Rett Syndrome is a rare genetic disorder that primarily affects girls and leads to severe physical and cognitive impairments. Diagnosing Rett Syndrome can be a complex process that involves a combination of clinical evaluation, medical history analysis, genetic testing, and the exclusion of other similar conditions.

Clinical Evaluation

The first step in diagnosing Rett Syndrome is a thorough clinical evaluation by a healthcare professional experienced in neurodevelopmental disorders. The evaluation typically includes a detailed examination of the child's medical history, developmental milestones, and current symptoms. The healthcare provider will assess various aspects such as motor skills, language development, social interaction, and behavior patterns.

Diagnostic Criteria

The diagnosis of Rett Syndrome is based on specific diagnostic criteria established by the American Academy of Pediatrics. These criteria include:

• Normal development during the first six months of life: Infants with Rett Syndrome usually show typical development in the early months.


• Loss of purposeful hand skills: A significant regression in hand skills is observed, such as the ability to grasp objects or purposefully use hands.


• Loss of spoken language: A loss of previously acquired spoken language or severe impairment in expressive language skills.


• Development of repetitive hand movements: The emergence of repetitive hand movements, such as hand-wringing, hand-washing, or hand mouthing.


• Loss of social engagement: A decrease in social interaction and withdrawal from previously enjoyed social activities.

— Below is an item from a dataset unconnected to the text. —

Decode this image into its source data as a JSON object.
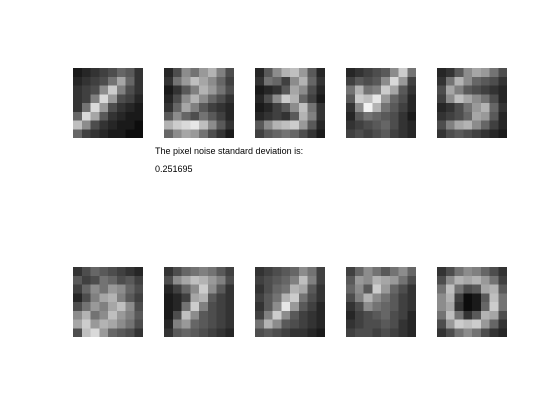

• Presence of characteristic gait abnormalities: The development of abnormal walking patterns, such as toe-walking or stiff-legged gait.

Genetic Testing

Once the clinical evaluation suggests the possibility of Rett Syndrome, genetic testing is typically performed to confirm the diagnosis. The most common genetic cause of Rett Syndrome is a mutation in the MECP2 gene, which can be identified through a genetic test. This test involves analyzing a blood sample to look for specific genetic changes or mutations in the MECP2 gene.

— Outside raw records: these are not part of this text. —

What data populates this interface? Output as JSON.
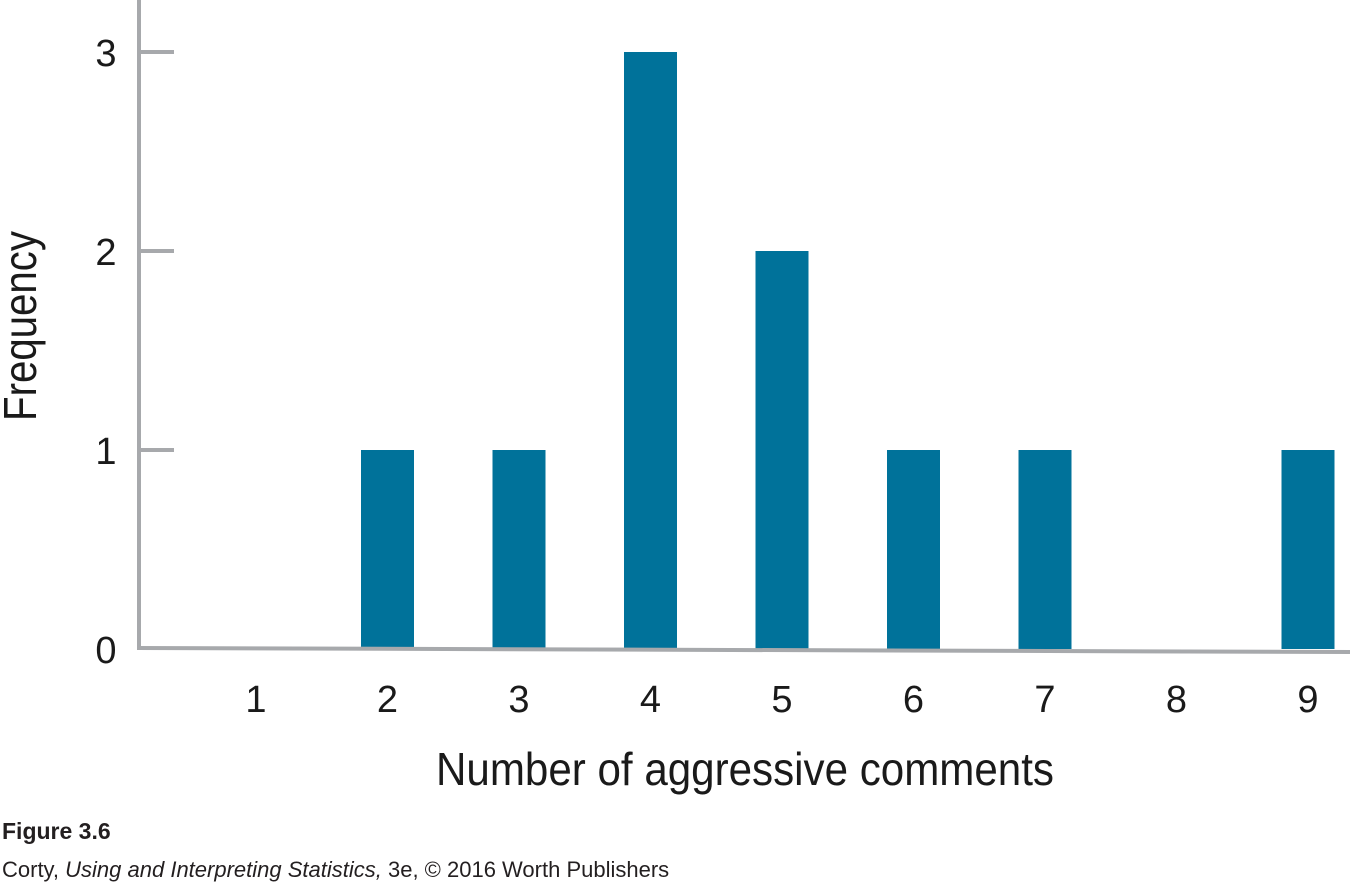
{
  "chart_data": {
    "type": "bar",
    "categories": [
      "1",
      "2",
      "3",
      "4",
      "5",
      "6",
      "7",
      "8",
      "9"
    ],
    "values": [
      0,
      1,
      1,
      3,
      2,
      1,
      1,
      0,
      1
    ],
    "xlabel": "Number of aggressive comments",
    "ylabel": "Frequency",
    "yticks": [
      "0",
      "1",
      "2",
      "3"
    ],
    "ylim": [
      0,
      3
    ],
    "grid": false,
    "bar_color": "#00729a",
    "axis_color": "#a7a9ac"
  },
  "caption": {
    "figure_label": "Figure 3.6",
    "credit_author": "Corty, ",
    "credit_title": "Using and Interpreting Statistics,",
    "credit_rest": " 3e, © 2016 Worth Publishers"
  }
}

Exclusion of Other Conditions

Since Rett Syndrome shares some similarities with other neurodevelopmental disorders, it is crucial to exclude other potential causes before confirming the diagnosis. The healthcare provider may order additional tests or consultations with specialists to rule out conditions that may present with similar symptoms, such as autism spectrum disorder, cerebral palsy, or metabolic disorders.

Follow-Up and Monitoring

After a diagnosis of Rett Syndrome is made, regular follow-up appointments with healthcare professionals are essential to monitor the child's condition and manage symptoms. These appointments may involve assessments of physical abilities, cognitive function, communication skills, and behavior. Ongoing support and interventions can help improve the quality of life for individuals with Rett Syndrome and their families.

In conclusion, diagnosing Rett Syndrome involves a comprehensive approach that combines clinical evaluation, adherence to specific diagnostic criteria, genetic testing, and the exclusion of other similar conditions. Early diagnosis is crucial for accessing appropriate medical care, support services, and interventions that can positively impact the lives of individuals with Rett Syndrome.